Although some chaplains responded immediately (with the Red Cross and Salvation Army) at the site of the collapsed bridge, the majority of us reported for pastoral care/crisis counseling the next morning. A family center for those seeking missing people was established at the Holiday Inn Metrodome near the accident site.
A chaplain was assigned to each family. Food and other necessary personal supplies also were provided. The support systems were put together incredibly fast and caring people from all over the Twin Cities showed up to help. It was a miracle.
Answers about the fate of those missing were slow to come since the site of the bridge collapse became a dangerous place for rescue workers to begin their efforts. Estimates were given, yet no one really knew how many people had perished.

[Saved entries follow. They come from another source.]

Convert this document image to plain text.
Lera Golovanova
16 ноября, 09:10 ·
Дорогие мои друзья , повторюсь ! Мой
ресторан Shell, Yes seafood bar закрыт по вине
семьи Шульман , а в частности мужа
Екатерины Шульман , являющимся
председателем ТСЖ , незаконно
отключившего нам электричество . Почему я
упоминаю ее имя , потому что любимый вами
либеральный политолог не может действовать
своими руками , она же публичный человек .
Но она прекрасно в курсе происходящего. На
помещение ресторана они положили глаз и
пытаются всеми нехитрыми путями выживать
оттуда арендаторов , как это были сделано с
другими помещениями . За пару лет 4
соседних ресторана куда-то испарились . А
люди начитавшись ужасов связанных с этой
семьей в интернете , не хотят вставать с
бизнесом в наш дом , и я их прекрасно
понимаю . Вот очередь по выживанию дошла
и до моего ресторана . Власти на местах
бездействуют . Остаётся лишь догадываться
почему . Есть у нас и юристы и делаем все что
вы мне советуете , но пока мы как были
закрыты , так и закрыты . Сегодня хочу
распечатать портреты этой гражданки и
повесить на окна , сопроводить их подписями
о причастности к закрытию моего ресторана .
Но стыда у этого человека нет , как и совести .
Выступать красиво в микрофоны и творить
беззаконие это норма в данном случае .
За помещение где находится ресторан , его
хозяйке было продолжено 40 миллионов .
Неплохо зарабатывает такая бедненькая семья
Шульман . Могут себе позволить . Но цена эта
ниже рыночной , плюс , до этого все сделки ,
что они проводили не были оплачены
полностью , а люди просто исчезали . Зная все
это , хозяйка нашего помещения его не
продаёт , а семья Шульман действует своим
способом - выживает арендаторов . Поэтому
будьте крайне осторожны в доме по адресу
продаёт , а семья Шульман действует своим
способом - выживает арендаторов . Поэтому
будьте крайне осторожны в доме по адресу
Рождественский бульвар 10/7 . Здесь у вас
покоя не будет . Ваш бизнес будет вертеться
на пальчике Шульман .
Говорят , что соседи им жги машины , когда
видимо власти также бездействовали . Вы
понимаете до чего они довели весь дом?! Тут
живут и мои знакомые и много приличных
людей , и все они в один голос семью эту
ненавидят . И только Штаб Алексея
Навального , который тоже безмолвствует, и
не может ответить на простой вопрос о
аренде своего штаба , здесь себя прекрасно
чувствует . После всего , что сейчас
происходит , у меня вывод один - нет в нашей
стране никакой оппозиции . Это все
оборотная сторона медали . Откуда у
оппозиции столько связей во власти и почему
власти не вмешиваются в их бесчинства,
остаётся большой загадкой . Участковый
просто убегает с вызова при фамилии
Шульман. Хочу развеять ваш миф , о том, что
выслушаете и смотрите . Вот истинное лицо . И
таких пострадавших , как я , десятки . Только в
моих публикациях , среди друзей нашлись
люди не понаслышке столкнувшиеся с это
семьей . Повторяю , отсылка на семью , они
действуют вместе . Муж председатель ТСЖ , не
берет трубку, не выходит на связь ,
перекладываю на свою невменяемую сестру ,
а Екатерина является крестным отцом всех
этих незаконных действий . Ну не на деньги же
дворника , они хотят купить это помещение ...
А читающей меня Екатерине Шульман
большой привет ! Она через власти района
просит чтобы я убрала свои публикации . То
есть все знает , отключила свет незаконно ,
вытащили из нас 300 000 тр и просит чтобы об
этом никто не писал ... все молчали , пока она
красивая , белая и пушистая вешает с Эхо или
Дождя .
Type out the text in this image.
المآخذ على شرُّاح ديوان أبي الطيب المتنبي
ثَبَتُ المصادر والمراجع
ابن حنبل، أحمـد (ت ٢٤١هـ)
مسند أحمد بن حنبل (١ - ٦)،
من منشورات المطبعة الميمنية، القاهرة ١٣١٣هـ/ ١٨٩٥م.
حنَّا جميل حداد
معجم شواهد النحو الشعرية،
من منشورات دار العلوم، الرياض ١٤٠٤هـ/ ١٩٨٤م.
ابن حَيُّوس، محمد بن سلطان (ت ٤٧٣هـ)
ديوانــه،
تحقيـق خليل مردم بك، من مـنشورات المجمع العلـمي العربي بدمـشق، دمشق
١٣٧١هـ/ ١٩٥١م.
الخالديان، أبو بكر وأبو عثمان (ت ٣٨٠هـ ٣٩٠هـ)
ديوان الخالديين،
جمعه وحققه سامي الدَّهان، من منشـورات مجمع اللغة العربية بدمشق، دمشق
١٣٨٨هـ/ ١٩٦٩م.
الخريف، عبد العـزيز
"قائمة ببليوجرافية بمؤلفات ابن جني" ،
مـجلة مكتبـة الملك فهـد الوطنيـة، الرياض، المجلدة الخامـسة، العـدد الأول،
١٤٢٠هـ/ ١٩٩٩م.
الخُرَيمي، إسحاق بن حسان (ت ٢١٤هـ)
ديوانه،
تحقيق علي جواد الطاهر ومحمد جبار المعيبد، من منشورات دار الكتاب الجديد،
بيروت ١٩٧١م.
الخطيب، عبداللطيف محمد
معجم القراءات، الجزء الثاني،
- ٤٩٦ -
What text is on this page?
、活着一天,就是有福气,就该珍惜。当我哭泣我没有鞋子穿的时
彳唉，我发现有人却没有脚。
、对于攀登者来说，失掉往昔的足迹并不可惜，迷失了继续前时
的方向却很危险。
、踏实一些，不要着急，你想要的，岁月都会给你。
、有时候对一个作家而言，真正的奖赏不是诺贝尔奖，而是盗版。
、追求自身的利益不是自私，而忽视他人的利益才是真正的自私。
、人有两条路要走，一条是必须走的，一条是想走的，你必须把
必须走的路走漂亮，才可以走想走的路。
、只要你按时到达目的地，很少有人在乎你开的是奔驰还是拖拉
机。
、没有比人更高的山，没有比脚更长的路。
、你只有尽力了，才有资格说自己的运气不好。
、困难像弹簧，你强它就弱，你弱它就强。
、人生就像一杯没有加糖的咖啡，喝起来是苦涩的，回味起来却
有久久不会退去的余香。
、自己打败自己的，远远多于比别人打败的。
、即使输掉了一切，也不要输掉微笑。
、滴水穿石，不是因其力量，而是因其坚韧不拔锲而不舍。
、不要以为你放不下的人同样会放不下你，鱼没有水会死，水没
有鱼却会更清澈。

A “ministry of presence” began to take shape, like Jesus visiting Bethany long ago to console Mary and Martha when their brother (and Jesus’ friend) Lazarus had died (John 11:1-44). “If only ...” began many conversations, as family and friends of potential victims attempted to understand something truly coincidental, truly unpredictable.
The ministry of presence that we chaplains brought didn’t seem adequate for those wanting detailed information and resolution. God, how we wished there were answers, but silence turned from minutes into hours into another day. The ministry of presence never seemed adequate but certainly was appreciated. Individuals and families gradually began to experience the close caring of one or two—and often more—people gathered with nothing more to offer than “presence.”
Chaplains, social workers, mental health professionals and law enforcement officials strove to offer strength in a time when families and friends felt very weak. President George W. Bush, like his wife Laura a day earlier, walked on the crumbled concrete and put words to the nation’s grief and solidarity.
I, for one, remained strong enough to support two families before, during and after the announcement of their loved one’s death. Yet when a young mom and her daughter showed up at the center with homemade cookies to give to a family they had never met but had seen interviewed on television, I teared up.
When answers can’t be had, a blessing can be experienced through others in a ministry of presence. In Matthew 1:23 we read, “and they shall name him (Jesus) Emmanuel, which means, ‘God is with us.’ ” He was. And he is.